The case made by plaintiff's evidence, supported by numerous witnesses, mainly passengers alighting from the car or waiting to board it for the return trip, fully warranted the jury in finding a failure of duty to furnish a safe place for alighting, and that this duty had not ended by termination of the relation of carrier and passenger at the time of the injury. In Willingham v. Birmingham Ry., L. & P. Co., 203 Ala. 351, 83 So. 95, the passenger had alighted in a safe place so far as under control of the carrier, and was going away from the car on a public street, when he was assaulted by defendant's motorman. There was no division of the court on the principle of law stated in the above excerpt. The majority opinion expressly differentiates the case from those presenting the duty to furnish a safe place for debarkation.

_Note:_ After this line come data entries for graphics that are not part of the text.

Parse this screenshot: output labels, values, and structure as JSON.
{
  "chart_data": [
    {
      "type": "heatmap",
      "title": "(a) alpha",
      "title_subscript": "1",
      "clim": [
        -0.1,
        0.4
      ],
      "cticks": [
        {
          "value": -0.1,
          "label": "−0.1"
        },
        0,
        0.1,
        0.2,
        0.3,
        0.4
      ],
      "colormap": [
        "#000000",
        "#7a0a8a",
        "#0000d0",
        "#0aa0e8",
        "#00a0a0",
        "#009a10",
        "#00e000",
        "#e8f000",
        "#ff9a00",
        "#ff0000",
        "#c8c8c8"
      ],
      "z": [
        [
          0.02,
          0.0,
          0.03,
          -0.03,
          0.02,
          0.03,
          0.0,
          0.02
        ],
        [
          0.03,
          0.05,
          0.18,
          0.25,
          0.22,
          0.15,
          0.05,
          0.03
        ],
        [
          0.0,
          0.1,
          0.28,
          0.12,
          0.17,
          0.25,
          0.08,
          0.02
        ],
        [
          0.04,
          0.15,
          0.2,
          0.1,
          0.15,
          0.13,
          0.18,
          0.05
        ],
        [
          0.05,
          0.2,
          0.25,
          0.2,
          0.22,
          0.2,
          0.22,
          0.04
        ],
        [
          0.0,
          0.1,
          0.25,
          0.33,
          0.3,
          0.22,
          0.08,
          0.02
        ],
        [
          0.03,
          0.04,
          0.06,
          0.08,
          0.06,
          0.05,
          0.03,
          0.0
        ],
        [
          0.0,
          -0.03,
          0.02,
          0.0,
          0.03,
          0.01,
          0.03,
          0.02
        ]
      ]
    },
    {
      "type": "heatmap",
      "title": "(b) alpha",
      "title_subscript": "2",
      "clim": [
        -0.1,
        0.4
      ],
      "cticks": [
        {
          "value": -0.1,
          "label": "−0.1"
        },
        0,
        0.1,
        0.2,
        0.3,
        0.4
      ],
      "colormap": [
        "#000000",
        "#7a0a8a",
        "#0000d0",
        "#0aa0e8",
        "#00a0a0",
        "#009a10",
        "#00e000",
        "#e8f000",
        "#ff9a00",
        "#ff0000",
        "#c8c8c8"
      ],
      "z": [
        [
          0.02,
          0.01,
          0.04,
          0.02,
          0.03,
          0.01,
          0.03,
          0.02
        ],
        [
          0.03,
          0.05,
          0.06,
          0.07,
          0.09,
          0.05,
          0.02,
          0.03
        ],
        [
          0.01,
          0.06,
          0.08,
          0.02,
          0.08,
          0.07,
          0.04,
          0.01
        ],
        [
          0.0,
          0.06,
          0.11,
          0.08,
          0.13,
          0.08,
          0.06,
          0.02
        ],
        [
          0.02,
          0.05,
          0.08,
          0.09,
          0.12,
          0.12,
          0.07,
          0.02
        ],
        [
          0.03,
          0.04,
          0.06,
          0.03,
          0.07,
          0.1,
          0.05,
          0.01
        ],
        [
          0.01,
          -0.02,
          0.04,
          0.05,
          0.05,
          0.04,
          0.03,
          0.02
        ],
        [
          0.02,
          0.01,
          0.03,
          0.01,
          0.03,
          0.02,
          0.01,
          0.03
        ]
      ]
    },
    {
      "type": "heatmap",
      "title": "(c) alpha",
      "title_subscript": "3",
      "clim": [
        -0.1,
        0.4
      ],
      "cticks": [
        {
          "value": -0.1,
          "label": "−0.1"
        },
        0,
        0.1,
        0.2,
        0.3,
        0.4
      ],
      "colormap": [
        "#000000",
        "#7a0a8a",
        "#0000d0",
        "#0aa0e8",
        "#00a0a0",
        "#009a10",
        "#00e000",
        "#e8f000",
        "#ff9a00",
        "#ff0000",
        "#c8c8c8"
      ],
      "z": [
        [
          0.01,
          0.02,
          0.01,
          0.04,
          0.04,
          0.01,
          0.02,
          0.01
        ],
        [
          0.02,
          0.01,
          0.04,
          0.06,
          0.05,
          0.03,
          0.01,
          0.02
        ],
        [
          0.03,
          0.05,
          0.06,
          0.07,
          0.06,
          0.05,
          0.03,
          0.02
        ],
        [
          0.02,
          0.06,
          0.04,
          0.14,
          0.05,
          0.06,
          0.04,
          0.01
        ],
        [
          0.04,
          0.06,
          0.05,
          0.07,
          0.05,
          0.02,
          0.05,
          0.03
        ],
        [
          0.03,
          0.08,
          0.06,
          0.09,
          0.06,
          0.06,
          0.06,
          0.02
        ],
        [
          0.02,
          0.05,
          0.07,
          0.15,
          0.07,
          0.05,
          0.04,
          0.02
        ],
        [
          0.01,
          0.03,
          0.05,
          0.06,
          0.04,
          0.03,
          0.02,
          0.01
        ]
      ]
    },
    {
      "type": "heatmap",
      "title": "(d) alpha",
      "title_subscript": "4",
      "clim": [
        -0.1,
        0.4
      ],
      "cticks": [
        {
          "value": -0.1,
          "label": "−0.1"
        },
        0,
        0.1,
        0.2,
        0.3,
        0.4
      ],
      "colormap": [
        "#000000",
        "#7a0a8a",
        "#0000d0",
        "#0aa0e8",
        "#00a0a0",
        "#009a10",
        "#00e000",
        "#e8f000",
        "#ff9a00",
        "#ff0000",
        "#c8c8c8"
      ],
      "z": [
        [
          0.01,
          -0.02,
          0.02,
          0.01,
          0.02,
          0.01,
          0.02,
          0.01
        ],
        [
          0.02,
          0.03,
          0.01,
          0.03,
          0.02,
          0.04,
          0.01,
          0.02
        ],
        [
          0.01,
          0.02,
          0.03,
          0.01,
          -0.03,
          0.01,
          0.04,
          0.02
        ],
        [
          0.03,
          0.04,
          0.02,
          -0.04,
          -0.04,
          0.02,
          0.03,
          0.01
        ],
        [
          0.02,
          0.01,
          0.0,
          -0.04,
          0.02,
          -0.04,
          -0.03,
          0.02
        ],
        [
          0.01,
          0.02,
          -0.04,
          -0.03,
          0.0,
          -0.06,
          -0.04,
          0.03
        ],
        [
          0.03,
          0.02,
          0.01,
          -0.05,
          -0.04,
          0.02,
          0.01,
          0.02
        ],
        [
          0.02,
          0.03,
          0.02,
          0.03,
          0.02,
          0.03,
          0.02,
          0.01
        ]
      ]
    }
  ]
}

The duties of carrier to passenger are successive as well as concurrent. The duty to furnish a safe vehicle and to safely operate it ends when the passenger alights and clears the vehicle, no question of injury from subsequent movement arising; but the duty to provide a safe place for alighting arises when the occasion comes for use of such place. To say this duty is ended when the passenger alights and passes from the physical control of the carrier, is to say the duty ends when it begins--that there is no such duty. Here there were two concurring elements of the danger complained of, viz.: The place for alighting at an unusual point near a dangerous pitfall; and shutting off the lights so as to leave the passengers to make their way from the car in darkness. The place may not have been dangerous in open daylight, but, if rendered so by darkness, its selection raised the duty to give warning or to maintain lights for the like purpose. Both of these elements of danger being under the carrier's control, the duty to the passenger did not end until he had reasonable opportunity to pass beyond the zone of danger created by these conditions. So it matters not whether the passenger was invited to alight in darkness, or it was thereafter made dark by action of defendant's servants, unless the passenger had passed out of danger, or in the exercise of ordinary care would have so discovered the conditions as to avoid the same. There was no error in refusal of the affirmative charge to defendant upon the view that the relation of carrier and passenger had terminated, nor in submitting that issue to the jury upon the conflicting evidence, with proper instructions. This, we think, the law of the case, without regard to any question of the passenger having received a transfer with the view of continuing passage on another car after crossing over the cut on the public bridge. Indeed, it does not seem that fact was material. A transfer is a mere ticket entitling the holder to resume passage. It does not necessarily carry a duty to look out for his personal safety during the interim. Thus, if defendant furnished a safe place to alight and go on his way to the bridge, there would be no duty to conserve his safety while on the public bridge, but it would be resumed when he again presented himself for passage.

Neither was the defendant due the affirmative charge on the plea of contributory negligence. Whether the deceased was under the influence of intoxicants at all, and, if so, whether to such extent as put him, by his voluntary act, in such condition that he failed to exercise that degree of care required under the circumstances, were issues wholly for the jury.